Edge AI Studio With Radar User Guide
Table of Contents
⚠️ Tools Compatibility
The user guide below is intended for use with Edge AI Studio’s Model Composer. Although the tool is PyTorch based, for direct interaction with training and compilation source files we recommend the use of the Jupyter Notebook version instead. The current example demos are only compatible with the IWRL6432BOOST evaluation module.
Overview
Machine learning (ML) can provide a more reliable and accurate classification for mmWave radar sensors, moving its capability for identification of objects closer to that of more expensive vision systems. This guide demonstrates the use Edge AI Studio in order to import data sets, define and train a model, compile a model optimized for TI mmWave Radar, and visualize the classification inferences in real-time.
This guide will focus on the Surface Classification Model Composer Extension to contextualize Model Composer’s use.
Why Use This Tool
The Model Composer tool can be used via downloading and installing Edge AI Studio, or by usage of Model Composer’s cloud version in TI’s Developer Zone.
The Radar Extension for Model Composer can be broken up into two parts
- The front-end GUI on your local system or cloud server
- The back-end PyTorch engine that handles API calls from the front end
Beginners can use the front-end GUI to familiarize themselves with Radar example projects. This can include Radar dataset visualization, radar model definition, radar model compilation, and more.
Intermediate users comfortable with the Radar and machine learning flow can begin interacting directly with the back-end. The training, compiling, and evaluating steps are not restricted to what is provided, and users can change out each individual step with your own methodology as desired.
With this format, all users can find significant use from this tool. From beginners to the concepts of Radar and machine learning, to the experts at both but need extra automation or integration tips in order to deploy the model to a TI mmWave firmware project.
Software Requirements
Model Composer
This is the list of requirements for working with only the Model Composer GUI, perfect for evaluation with example datasets and models.

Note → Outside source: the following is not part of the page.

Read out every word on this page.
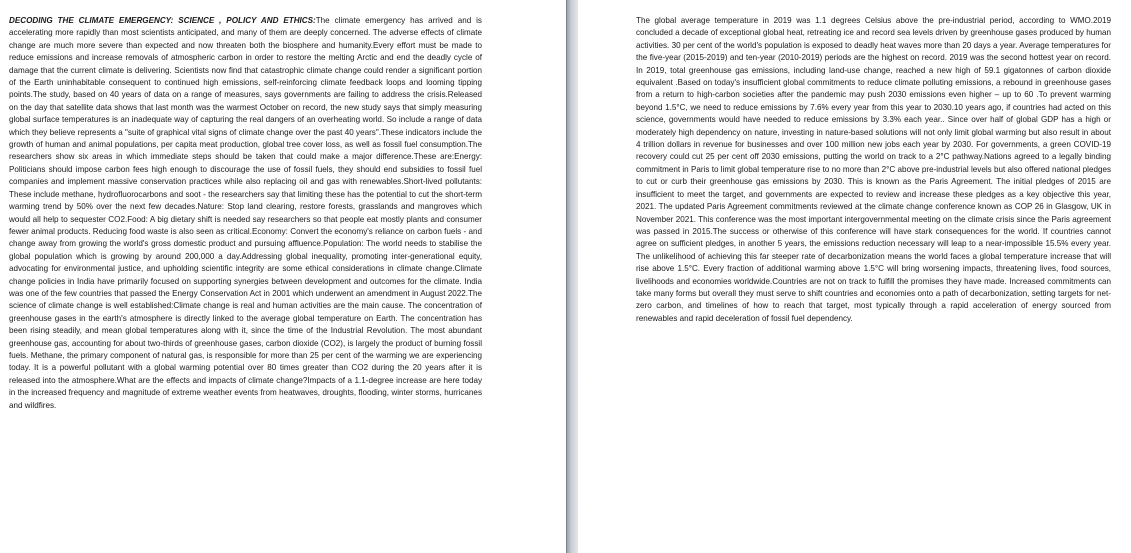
DECODING THE CLIMATE EMERGENCY: SCIENCE , POLICY AND ETHICS:The climate emergency has arrived and is accelerating more rapidly than most scientists anticipated, and many of them are deeply concerned. The adverse effects of climate change are much more severe than expected and now threaten both the biosphere and humanity.Every effort must be made to reduce emissions and increase removals of atmospheric carbon in order to restore the melting Arctic and end the deadly cycle of damage that the current climate is delivering. Scientists now find that catastrophic climate change could render a significant portion of the Earth uninhabitable consequent to continued high emissions, self-reinforcing climate feedback loops and looming tipping points.The study, based on 40 years of data on a range of measures, says governments are failing to address the crisis.Released on the day that satellite data shows that last month was the warmest October on record, the new study says that simply measuring global surface temperatures is an inadequate way of capturing the real dangers of an overheating world. So include a range of data which they believe represents a "suite of graphical vital signs of climate change over the past 40 years".These indicators include the growth of human and animal populations, per capita meat production, global tree cover loss, as well as fossil fuel consumption.The researchers show six areas in which immediate steps should be taken that could make a major difference.These are:Energy: Politicians should impose carbon fees high enough to discourage the use of fossil fuels, they should end subsidies to fossil fuel companies and implement massive conservation practices while also replacing oil and gas with renewables.Short-lived pollutants: These include methane, hydrofluorocarbons and soot - the researchers say that limiting these has the potential to cut the short-term warming trend by 50% over the next few decades.Nature: Stop land clearing, restore forests, grasslands and mangroves which would all help to sequester CO2.Food: A big dietary shift is needed say researchers so that people eat mostly plants and consumer fewer animal products. Reducing food waste is also seen as critical.Economy: Convert the economy's reliance on carbon fuels - and change away from growing the world's gross domestic product and pursuing affluence.Population: The world needs to stabilise the global population which is growing by around 200,000 a day.Addressing global inequality, promoting inter-generational equity, advocating for environmental justice, and upholding scientific integrity are some ethical considerations in climate change.Climate change policies in India have primarily focused on supporting synergies between development and outcomes for the climate. India was one of the few countries that passed the Energy Conservation Act in 2001 which underwent an amendment in August 2022.The science of climate change is well established:Climate change is real and human activities are the main cause. The concentration of greenhouse gases in the earth's atmosphere is directly linked to the average global temperature on Earth. The concentration has been rising steadily, and mean global temperatures along with it, since the time of the Industrial Revolution. The most abundant greenhouse gas, accounting for about two-thirds of greenhouse gases, carbon dioxide (CO2), is largely the product of burning fossil fuels. Methane, the primary component of natural gas, is responsible for more than 25 per cent of the warming we are experiencing today. It is a powerful pollutant with a global warming potential over 80 times greater than CO2 during the 20 years after it is released into the atmosphere.What are the effects and impacts of climate change?Impacts of a 1.1-degree increase are here today in the increased frequency and magnitude of extreme weather events from heatwaves, droughts, flooding, winter storms, hurricanes and wildfires.

The global average temperature in 2019 was 1.1 degrees Celsius above the pre-industrial period, according to WMO.2019 concluded a decade of exceptional global heat, retreating ice and record sea levels driven by greenhouse gases produced by human activities. 30 per cent of the world's population is exposed to deadly heat waves more than 20 days a year. Average temperatures for the five-year (2015-2019) and ten-year (2010-2019) periods are the highest on record. 2019 was the second hottest year on record. In 2019, total greenhouse gas emissions, including land-use change, reached a new high of 59.1 gigatonnes of carbon dioxide equivalent .Based on today's insufficient global commitments to reduce climate polluting emissions, a rebound in greenhouse gases from a return to high-carbon societies after the pandemic may push 2030 emissions even higher – up to 60 .To prevent warming beyond 1.5°C, we need to reduce emissions by 7.6% every year from this year to 2030.10 years ago, if countries had acted on this science, governments would have needed to reduce emissions by 3.3% each year.. Since over half of global GDP has a high or moderately high dependency on nature, investing in nature-based solutions will not only limit global warming but also result in about 4 trillion dollars in revenue for businesses and over 100 million new jobs each year by 2030. For governments, a green COVID-19 recovery could cut 25 per cent off 2030 emissions, putting the world on track to a 2°C pathway.Nations agreed to a legally binding commitment in Paris to limit global temperature rise to no more than 2°C above pre-industrial levels but also offered national pledges to cut or curb their greenhouse gas emissions by 2030. This is known as the Paris Agreement. The initial pledges of 2015 are insufficient to meet the target, and governments are expected to review and increase these pledges as a key objective this year, 2021. The updated Paris Agreement commitments reviewed at the climate change conference known as COP 26 in Glasgow, UK in November 2021. This conference was the most important intergovernmental meeting on the climate crisis since the Paris agreement was passed in 2015.The success or otherwise of this conference will have stark consequences for the world. If countries cannot agree on sufficient pledges, in another 5 years, the emissions reduction necessary will leap to a near-impossible 15.5% every year. The unlikelihood of achieving this far steeper rate of decarbonization means the world faces a global temperature increase that will rise above 1.5°C. Every fraction of additional warming above 1.5°C will bring worsening impacts, threatening lives, food sources, livelihoods and economies worldwide.Countries are not on track to fulfill the promises they have made. Increased commitments can take many forms but overall they must serve to shift countries and economies onto a path of decarbonization, setting targets for net-zero carbon, and timelines of how to reach that target, most typically through a rapid acceleration of energy sourced from renewables and rapid deceleration of fossil fuel dependency.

| Tool | Version | Details |
|---|---|---|
| TI Radar Toolbox | Latest | Radar toolbox should be downloaded to access the demo’s source code and related collateral. Download Instructions in the readme file. |
| Model Composer | 1.4 | Either Desktop Version or Cloud Version |
| CCSTUDIO | 20.x + | Code Composer Studio Tool Page |
Back End Source
This is the list of requirements for working with the PyTorch backend, allowing every step of the process to be changed as desired.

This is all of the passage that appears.